In conclusion, this set of preliminary experiments confirms our claim that fairness-aware allocation strategies would better utilize the available energy in a crowdsourced IoT environment. It is worth mentioning that NFACES exhibits far better fairness behavior compared to Max-min fair scheduler, nonetheless the same performance in terms of the energy utilization.

7 Related Work

Service computing is a key enabler for wireless energy sharing. Service composition is expected to play a vital role in the crowdsourced IoT environment. A single IoT energy service may not fulfill the requirement of a consumer due to the limited resources of IoT devices [13]. Several service composition techniques have been proposed. Mainly, the service composition techniques can be categorized into a functionality-based composition or QoS-based composition. For example, Tan et al. [25] proposed a data-driven composition approach that uses Petri-nets to meet the application’s functional requirements. Wang et al. [27] address the problem of service functionalities constraints by introducing a pre-processing technique and a graph search-based algorithm to compose services.

Service selection and composition also play an important role in emerging fields such as cloud computing, IoT-based smart systems [5, 23]. In IoT, services are mainly composed according to their spatio-temporal features [12]. They also must fulfill consumer preferences (QoS). For example, Lakhdari et al. design and implement a spatio-temporal service composition framework for crowdsourced IoT services [15]. User preferences are used to define the spatial and temporal composability models, Neiat et al. proposed a spatio-temporal service composition framework to describe and compose region services like WiFi hotspots [20]. Existing energy service composition frameworks mainly consist of the real-time discovery and selection of nearby energy services [14]. The focus of these composition techniques was only on the spatio-temporal composability [17] and addressing the challenges related to the energy fluctuation and the mobility of the available services [18].

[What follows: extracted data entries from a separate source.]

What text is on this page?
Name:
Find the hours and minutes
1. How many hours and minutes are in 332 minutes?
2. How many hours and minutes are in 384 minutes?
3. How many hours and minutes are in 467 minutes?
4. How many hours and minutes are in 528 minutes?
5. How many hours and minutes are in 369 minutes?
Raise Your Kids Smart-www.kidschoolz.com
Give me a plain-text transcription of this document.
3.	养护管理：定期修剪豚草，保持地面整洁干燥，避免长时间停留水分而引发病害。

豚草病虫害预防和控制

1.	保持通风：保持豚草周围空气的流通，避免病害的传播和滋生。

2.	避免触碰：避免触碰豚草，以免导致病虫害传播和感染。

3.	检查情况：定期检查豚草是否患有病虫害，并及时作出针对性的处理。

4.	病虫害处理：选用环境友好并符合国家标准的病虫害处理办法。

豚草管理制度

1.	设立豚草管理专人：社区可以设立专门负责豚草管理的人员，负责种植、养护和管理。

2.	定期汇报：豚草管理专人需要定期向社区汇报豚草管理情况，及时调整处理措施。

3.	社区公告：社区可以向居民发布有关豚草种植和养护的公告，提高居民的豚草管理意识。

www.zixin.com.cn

The current work adds a new contribution to the field of energy crowd sharing. Indeed, existing service composition techniques address the challenges related to one single consumer at a time. Our proposed approach considers provisioning multiple consumers in a predefined time and space. To the best of our knowledge, the work is among the first attempts to address fairness challenges in a crowdsourcing IoT energy services.

8 Conclusion

We proposed a fairness-aware framework for provisioning IoT energy services in a crowdsourced IoT environment. We introduced the concept of fairness to efficiently provision available IoT energy services and accommodate multiple energy requests in a microcell within a predefined time frame. The under-provision of energy requests may demotivate consumers to participate in the crowdsourced IoT energy market. We investigated different allocation strategies to provision energy services, namely, FCFS, P-FCFS, and Round Robin. We defined a fairness model based on the satisfaction of consumers. Our goal is to leverage the fairness as a means to maximize the utilization of the available energy services. We designed and develop a fairness-aware scheduling framework to provision IoT energy services. We conducted a set of preliminary experiments to assess the effectiveness of the proposed framework.